— Это, кажется, — какая-то предыдущая жизнь, Рэй, — сказал Бад. — Мы с тобою были монахами в каком-то тибетском монастыре, где девушки танцевали для нас перед ябъюмом.
— Ага, мы были старыми монахами, которых секс больше не интересует, а Шон, Джафи и Уайти — молодыми, до сих пор полными пламени зла, им еще многому предстоит научиться. — То и дело мы с Бадом поглядывали на всю эту плоть и тайком облизывались. Но на самом деле большую часть всего этого голого кутежа я просто сидел с закрытыми глазами и слушал музыку: я действительно искренне не брал похоть в голову одной лишь силой воли и скрежетом зубовным. А самым лучшим способом было просто закрыть глаза. Несмотря на наготу и все остальное, в действительности это была нежная домашняя вечеринка, и в конце все уже начали позевывать, чтобы идти спать. Уайти ушел с Пэтси, Джафи поднялся на гору с Полли и уложил ее на свои свежие простыни, а я развернул спальник под кустом роз и уснул. Бад привез с собою собственный спальник и устроился на циновках у Шона.
Утром Бад поднялся к нам, зажег трубку и уселся на траву, болтая со мною, пока я продирал глаза.
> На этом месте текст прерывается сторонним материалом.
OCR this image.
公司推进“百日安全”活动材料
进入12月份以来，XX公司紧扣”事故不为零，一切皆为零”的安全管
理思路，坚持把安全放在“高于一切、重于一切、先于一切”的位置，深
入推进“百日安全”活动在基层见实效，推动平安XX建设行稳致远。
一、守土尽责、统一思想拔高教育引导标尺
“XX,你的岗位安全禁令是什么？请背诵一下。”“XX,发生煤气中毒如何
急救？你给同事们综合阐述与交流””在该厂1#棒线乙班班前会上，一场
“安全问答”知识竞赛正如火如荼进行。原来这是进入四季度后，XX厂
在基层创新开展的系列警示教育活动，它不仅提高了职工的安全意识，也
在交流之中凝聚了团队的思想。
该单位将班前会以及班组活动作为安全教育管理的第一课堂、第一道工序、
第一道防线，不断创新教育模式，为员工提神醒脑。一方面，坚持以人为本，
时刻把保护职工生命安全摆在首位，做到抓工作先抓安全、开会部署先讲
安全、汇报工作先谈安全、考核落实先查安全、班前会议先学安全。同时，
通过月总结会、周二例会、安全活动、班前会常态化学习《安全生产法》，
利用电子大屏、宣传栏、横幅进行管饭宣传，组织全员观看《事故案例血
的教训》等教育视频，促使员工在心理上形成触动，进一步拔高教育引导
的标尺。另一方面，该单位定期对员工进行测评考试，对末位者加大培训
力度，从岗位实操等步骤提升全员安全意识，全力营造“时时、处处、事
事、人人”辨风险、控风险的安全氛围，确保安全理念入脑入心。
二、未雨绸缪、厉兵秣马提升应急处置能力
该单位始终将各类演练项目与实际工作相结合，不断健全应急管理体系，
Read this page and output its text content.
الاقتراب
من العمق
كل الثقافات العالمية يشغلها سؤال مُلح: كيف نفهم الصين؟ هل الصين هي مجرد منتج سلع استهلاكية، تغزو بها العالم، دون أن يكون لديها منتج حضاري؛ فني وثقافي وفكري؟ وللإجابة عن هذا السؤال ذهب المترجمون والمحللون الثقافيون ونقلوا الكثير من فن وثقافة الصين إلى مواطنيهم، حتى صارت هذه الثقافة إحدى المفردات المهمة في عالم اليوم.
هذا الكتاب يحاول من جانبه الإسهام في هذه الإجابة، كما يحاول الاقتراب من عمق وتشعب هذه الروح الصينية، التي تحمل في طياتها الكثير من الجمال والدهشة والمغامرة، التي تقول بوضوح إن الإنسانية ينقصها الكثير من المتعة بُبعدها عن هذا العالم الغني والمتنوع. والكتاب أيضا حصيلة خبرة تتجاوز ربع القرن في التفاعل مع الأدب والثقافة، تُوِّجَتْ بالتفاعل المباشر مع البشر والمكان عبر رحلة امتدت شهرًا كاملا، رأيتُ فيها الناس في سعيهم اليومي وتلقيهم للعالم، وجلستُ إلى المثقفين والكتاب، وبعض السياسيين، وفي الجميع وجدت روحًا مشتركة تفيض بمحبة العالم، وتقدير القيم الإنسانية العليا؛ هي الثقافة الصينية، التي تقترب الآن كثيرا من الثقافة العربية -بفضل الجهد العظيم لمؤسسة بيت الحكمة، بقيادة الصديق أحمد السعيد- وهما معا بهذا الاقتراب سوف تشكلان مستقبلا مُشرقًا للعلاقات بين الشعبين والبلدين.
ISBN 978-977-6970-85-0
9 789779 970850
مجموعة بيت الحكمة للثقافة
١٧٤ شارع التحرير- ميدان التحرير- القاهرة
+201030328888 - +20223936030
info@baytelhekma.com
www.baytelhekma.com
В течение дня, а это было воскресенье, к Монаханам заходили всякие-разные люди, и половина из них взбиралась на горку — взглянуть на хорошенькую избушку и двух знаменитых сумасшедших бхикку — Джафи и Рэя. Среди этих людей были Принцесса, Алва и Уоррен Кафлин. Шон установил на дворе большущую доску и по-королевски выставил вино, гамбургеры и соленья, зажег большой костер, вытащил две своих гитары — и это действительно был великолепный способ жить в Солнечной Калифорнии, как я понял: со всею прекрасной и тонкой Дхармой, связанной с этим, с походами в горы, — у них у всех были рюкзаки и спальники, и некоторые на следующий же день уходили по тропам Приморского Округа, а тропы эти прекрасны. Поэтому попойка наша постоянно делилась на три части: те, кто в гостиной, слушали музыку или листали книги, те, кто во дворе, ели и слушали гитару, а те, кто в избушке на вершине холма, заваривали чайники чаю, сидели по-турецки и говорили о поэзии и обо всем остальном, и о Дхарме, или бродили по высокой луговине и смотрели, как ребятишки запускают воздушных змеев, или как пожилые дамы катаются на лошадях. Каждые выходные происходил один и тот же мягонький пикничок, настоящая сценка из классики, где ангелы и куклы проводят некое цветочное время в пустоте, подобной пустоте в комиксе о Быках, цветущей ветке.
Мы с Бадом сидели на горке и следили за змеями.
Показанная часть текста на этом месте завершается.